Dün gece yatağa gidip uzandım. Nasıl yorulmuşum ama. Öyle böyle değil. Taş taşımış gibi hissediyorum kendimi. Bir ara sırtım kaşındı. O tatlı kaşımayı yaptım. Gelelim planlara. Kafamda kurduğum olayları tavana dökme zamanı. Evlerin tavanı insanlar için başımızı sokacak yerin karşılığı olabilir. Ama benim içimin yansımış halidir. Ara ara dökerim içimi. Burada kafamda kurduklarımı tavanda yaşıyorum. Sıraya koyuyorum hepsini. Gereksiz olanları listeden atıyorum hemen. Önemli olanların altını gözlerimle çiziyorum. Bugünlük yeter bile diyemeden uyuyakalmışım. Sabah uyandığımda aynada yüzümü yıkarken fark ettim ki ben yokum. Gözlerimi ovuşturdum. Tekrar baktım. Aynada kendimi göremiyorum. İçeri gittim hemen, vitrindeki cama baktım yine yokum. Korktum. Hemen kolumu ısırdım. Rüya değil. Beş saniye gözüm kapalı öylece durdum. Açtım ve tekrar baktım. Böyle bir şey nasıl mümkün olabilir? Ya da mümkün mü? Niye soruyorsam sana bunları. Mümkün işte. Gerçek bu, aşırı acıklı bir gerçek. Kendimi bulamıyorum. Yok gibi hissediyorum kendimi. Apar topar giyindim. Doktora gittim. Merhaba doktor bey, ben dün gece yatakta uzanıyordum. Uyuyakalmışım. Sabah kalktım, banyoya yüzümü yıkamaya gittim ve ayna da kendimi göremedim. Çok korktum hemen vitrinin camına baktım. Hiçbir yerde yokum. Niçin öyle bakıyorsunuz? ‘’Dün akşam ne yemek yedin.’’ diye sordu. Kuru üstü pilav yanında da cacık vardı ama cacık fazla tuzluydu. O kadar dedim çok tuz iyi değil diye. Yemeklerin zaten kendi tuzları var. Günlük almamız gereken tuz miktarı zaten dört gram. ‘’Stresten olmuştur. Zaten hayat çok stresli, doğal olarak bundan nasibinizi almışsınız. Rahat olun ve biraz hava alın geçer.’’ dedi.

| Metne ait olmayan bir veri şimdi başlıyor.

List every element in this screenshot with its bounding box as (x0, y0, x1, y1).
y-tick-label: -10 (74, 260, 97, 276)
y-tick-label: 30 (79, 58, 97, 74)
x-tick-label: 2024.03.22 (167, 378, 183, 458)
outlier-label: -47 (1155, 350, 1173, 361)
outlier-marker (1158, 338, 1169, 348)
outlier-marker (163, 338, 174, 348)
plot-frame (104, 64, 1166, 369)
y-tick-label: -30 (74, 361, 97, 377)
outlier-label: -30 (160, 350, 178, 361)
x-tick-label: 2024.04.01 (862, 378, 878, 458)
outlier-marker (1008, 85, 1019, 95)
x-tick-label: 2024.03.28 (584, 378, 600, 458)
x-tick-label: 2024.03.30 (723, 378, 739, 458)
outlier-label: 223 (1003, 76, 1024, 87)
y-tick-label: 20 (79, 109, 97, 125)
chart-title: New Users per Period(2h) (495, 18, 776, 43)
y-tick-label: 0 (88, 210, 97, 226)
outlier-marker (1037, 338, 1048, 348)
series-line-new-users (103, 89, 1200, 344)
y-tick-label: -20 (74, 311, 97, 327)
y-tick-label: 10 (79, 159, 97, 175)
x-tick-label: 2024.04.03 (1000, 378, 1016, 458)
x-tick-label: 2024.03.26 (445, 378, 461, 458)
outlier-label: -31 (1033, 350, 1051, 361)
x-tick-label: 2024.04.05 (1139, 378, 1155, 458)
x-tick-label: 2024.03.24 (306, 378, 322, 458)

Kafayı mı yedim acaba diye düşündüm bir an. Kendime bakamıyorum bile. Ne acayip bir duygu. Hani gözlerime bakabilsem bütün bu olanlar nasıl oldu? Gözümün içine bakıp anlayabilsem ama olmuyor. Doktorun verdiği ilaçları almak için eczaneye uğradım. Eczanedeki ilaç dolabının camı karşımda. Ben rüyadayım galiba. Bütün bunlar bir rüya ve ben bu rüyayı asla unutmayacağım. Evet, arkadaşlara anlatırken buna çok güleceğiz.
‘’Pardon bir şey sorabilir miyim size?
‘’Buyrun.’’
’’Daha önce hiç aynada kendinizi görmediğiniz oldu mu ya da duydunuz mu böyle bir şey?’’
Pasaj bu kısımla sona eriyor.